Try to keep your hand-held exposures shorter than 1/60 second. The older Mamiyas would bounce a bit from mirror shock, you need a good solid tripod for good results at slower shutter speeds.

While you can use the *ist DS as a light meter, I'd recommend buying a small, simple ambient light meter. I like the Sekonic L-208 Twin Mate: simple analog readout scale, very accurate, sensitive enough for most hand-held work at least. It costs around $100 and does a great job. (I've owned and been using one for a decade or so, so this is not just a "pick the cheapest out of a catalog" recommendation. ;-)

If you've got more to spend, the digital Sekonic L358 Flash Master can do it all. It's about $260, is still compact but larger than the L208, and has more sensitivity, features, etc than you can shake a stick at. It will meter for ambient and flash, and combinations. Well worth the money. My flash meter is the earlier model L328 Flash Mate, which I've also had for a decade or more, and it produces perfect reference calibration for any camera's built in meter.

Good luck with it.

Godfrey

BTW: If anyone else wants to enjoy learning/shooting medium format film, I have my Pentax 645 kit up for sale. Body, two lenses, two film magazines, caps, etc, a few other small accessories. Write me if you're interested.


On Dec 25, 2008, at 6:28 PM, Jon Paul Schelter wrote:

I've been thinking about an upgrade to a K20D, D300 or D700...

Instead of wading into the madness that is high tech, my Anna got me a Mamiya 645 - looks like the original to me, with a penta-prism finder - I don't really know a lot about it, but I'm excited to try it out. It seems to be in great working order. It came with an 80mm f/2.8.

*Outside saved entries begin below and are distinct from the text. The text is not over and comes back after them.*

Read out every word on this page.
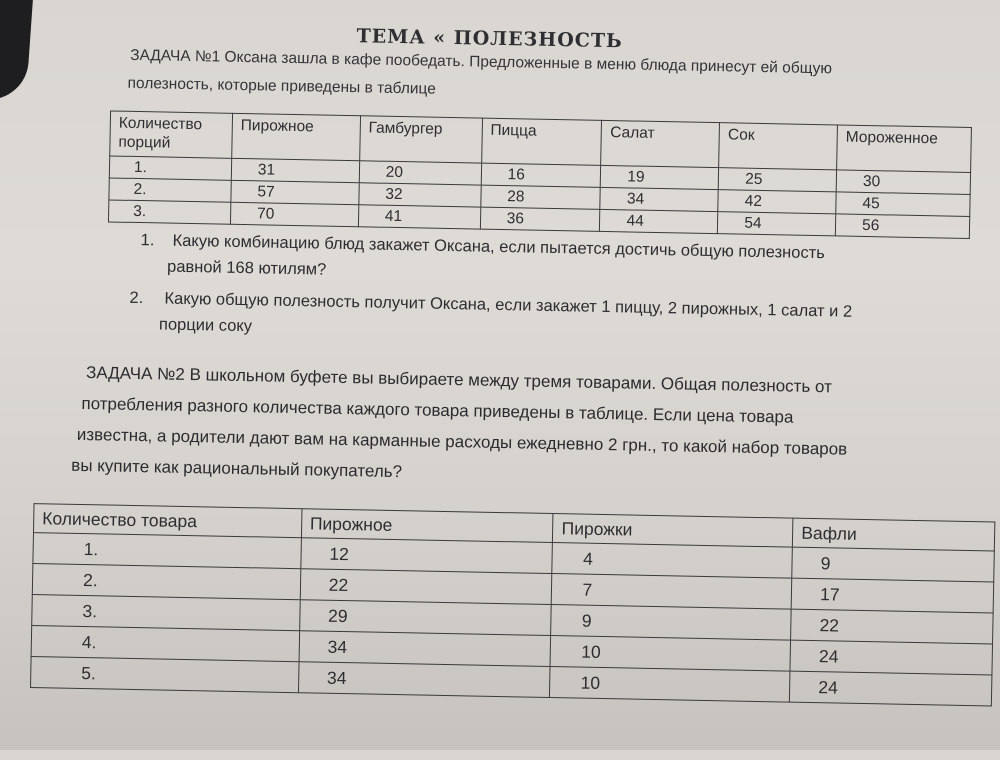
ТЕМА « ПОЛЕЗНОСТЬ
ЗАДАЧА №1 Оксана зашла в кафе пообедать. Предложенные в меню блюда принесут ей общую
полезность, которые приведены в таблице
Количество порций	Пирожное	Гамбургер	Пицца	Салат	Сок	Мороженное
1.	31	20	16	19	25	30
2.	57	32	28	34	42	45
3.	70	41	36	44	54	56
1. Какую комбинацию блюд закажет Оксана, если пытается достичь общую полезность
равной 168 ютилям?
2. Какую общую полезность получит Оксана, если закажет 1 пиццу, 2 пирожных, 1 салат и 2
порции соку
ЗАДАЧА №2 В школьном буфете вы выбираете между тремя товарами. Общая полезность от
потребления разного количества каждого товара приведены в таблице. Если цена товара
известна, а родители дают вам на карманные расходы ежедневно 2 грн., то какой набор товаров
вы купите как рациональный покупатель?
Количество товара	Пирожное	Пирожки	Вафли
1.	12	4	9
2.	22	7	17
3.	29	9	22
4.	34	10	24
5.	34	10	24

Does anyone have advice or pointers for a novice? I'm going to need a light meter, I guess, although I *imagine* that I can use my *istDS to give me an EV. Is there anything I should know about moving to a 6x4.5 format? The viewfinder is beautiful, and makes me think that I might actually be able to take a manually focused shot. It also makes me wonder at how dependent I am on technology these days.